Graff, too, says she felt transformed by the project, which began because she wanted her daughter, Mollie Price, to be able to write the Torah. Graff, 59, grew up at a time when she wasn't allowed to even read from it. But now she feels a special connection to it.
Those involved in the project wonder if men will read from it or consider it not kosher. And the women scribes wonder if they will ever be hired again to write a Torah.
Orthodox Rabbi Moshe Kletenik, of the 120-year-old Bikur Cholim-Machzikay Hadath Congregation in Seward Park, said the Talmud, book of laws, prevents women from being scribes. "This isn't a matter of trends or anything else, this is ... not subject to change."
Klebansky said, "There are too few men willing to be heroes," and challenge tradition.
But Reform Rabbi Jacob Fine from Hillel, called the project "one of the monumental moments in the history of modern Judaism.

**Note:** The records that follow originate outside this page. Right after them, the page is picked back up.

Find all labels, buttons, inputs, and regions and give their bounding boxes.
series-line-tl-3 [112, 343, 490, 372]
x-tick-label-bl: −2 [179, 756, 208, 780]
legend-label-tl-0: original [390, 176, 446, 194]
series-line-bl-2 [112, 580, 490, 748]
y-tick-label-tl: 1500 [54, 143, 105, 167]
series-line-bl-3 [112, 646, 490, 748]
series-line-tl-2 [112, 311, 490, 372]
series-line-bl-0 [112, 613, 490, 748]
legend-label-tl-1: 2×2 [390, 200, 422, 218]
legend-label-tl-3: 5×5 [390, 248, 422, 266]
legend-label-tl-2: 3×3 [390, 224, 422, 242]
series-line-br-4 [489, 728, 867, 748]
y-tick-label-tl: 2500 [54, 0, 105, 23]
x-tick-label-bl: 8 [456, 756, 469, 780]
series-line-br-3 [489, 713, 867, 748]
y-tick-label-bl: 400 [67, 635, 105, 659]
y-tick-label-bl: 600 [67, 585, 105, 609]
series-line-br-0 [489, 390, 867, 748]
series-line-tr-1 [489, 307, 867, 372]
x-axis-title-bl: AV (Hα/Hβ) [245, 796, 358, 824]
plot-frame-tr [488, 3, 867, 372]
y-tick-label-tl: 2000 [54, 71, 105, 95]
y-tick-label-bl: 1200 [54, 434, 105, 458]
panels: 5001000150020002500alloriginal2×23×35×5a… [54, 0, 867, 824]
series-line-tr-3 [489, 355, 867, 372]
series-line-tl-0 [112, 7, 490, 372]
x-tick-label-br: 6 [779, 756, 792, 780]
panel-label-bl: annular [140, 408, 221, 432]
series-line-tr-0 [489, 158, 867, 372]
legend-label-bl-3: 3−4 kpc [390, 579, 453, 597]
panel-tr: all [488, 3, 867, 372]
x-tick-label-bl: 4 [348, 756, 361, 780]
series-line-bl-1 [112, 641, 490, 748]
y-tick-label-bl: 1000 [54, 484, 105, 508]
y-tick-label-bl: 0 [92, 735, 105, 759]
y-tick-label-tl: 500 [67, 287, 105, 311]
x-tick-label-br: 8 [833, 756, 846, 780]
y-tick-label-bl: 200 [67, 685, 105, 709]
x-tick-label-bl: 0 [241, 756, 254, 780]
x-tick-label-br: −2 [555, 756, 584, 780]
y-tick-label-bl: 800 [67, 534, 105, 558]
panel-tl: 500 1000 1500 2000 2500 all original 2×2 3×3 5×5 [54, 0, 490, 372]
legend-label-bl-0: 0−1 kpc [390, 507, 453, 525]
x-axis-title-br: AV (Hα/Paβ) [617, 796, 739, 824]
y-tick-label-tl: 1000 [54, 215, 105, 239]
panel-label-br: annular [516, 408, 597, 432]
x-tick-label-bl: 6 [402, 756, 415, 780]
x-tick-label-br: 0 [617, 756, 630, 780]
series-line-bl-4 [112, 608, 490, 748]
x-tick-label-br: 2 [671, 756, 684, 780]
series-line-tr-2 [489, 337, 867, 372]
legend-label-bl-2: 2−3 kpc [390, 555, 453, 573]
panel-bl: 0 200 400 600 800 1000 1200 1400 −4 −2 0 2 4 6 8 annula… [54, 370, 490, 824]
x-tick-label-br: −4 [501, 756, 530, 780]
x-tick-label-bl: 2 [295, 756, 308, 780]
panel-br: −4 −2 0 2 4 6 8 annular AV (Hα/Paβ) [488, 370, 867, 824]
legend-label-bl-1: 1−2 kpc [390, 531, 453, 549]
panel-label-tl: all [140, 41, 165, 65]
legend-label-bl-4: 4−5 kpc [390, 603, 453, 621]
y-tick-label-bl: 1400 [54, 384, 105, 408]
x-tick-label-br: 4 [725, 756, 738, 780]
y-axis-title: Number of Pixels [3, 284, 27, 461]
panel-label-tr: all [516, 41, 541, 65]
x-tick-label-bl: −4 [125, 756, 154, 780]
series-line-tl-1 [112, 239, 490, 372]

"It's unbelievable. It's very hard to fully appreciate the magnitude of something like this ... My daughter will have a different vision of what the Jewish community looks like and what's available to her as a Jewish woman."
The project drew artists to create everything from the mantle covering it to the copper crowns on the posts. It also was an attraction for Jewish women who simply wanted to watch it come together, some traveling from across the country.
"I feel very drawn to this project," said Ada Molinoff, 64, of Salem, Ore. "I think the courage behind this is already part of our larger culture, and in the future people will say, 'Why not?' "
A few lines at the end of the Torah were left blank to allow as many women as possible to become part of the final process. Linda Coppleson from West Orange, N.J., washed her hands, donned a prayer shawl and then dipped a quill into an ink pot. Suzanne Hellerstein, 59, from Seattle, rested her hand on Coppleson's wrist.
The crowd gathered around the table was silent as slowly a letter was filled in. When it was done, there were smiles, hugs, tears and cheers: "Mazel tov!"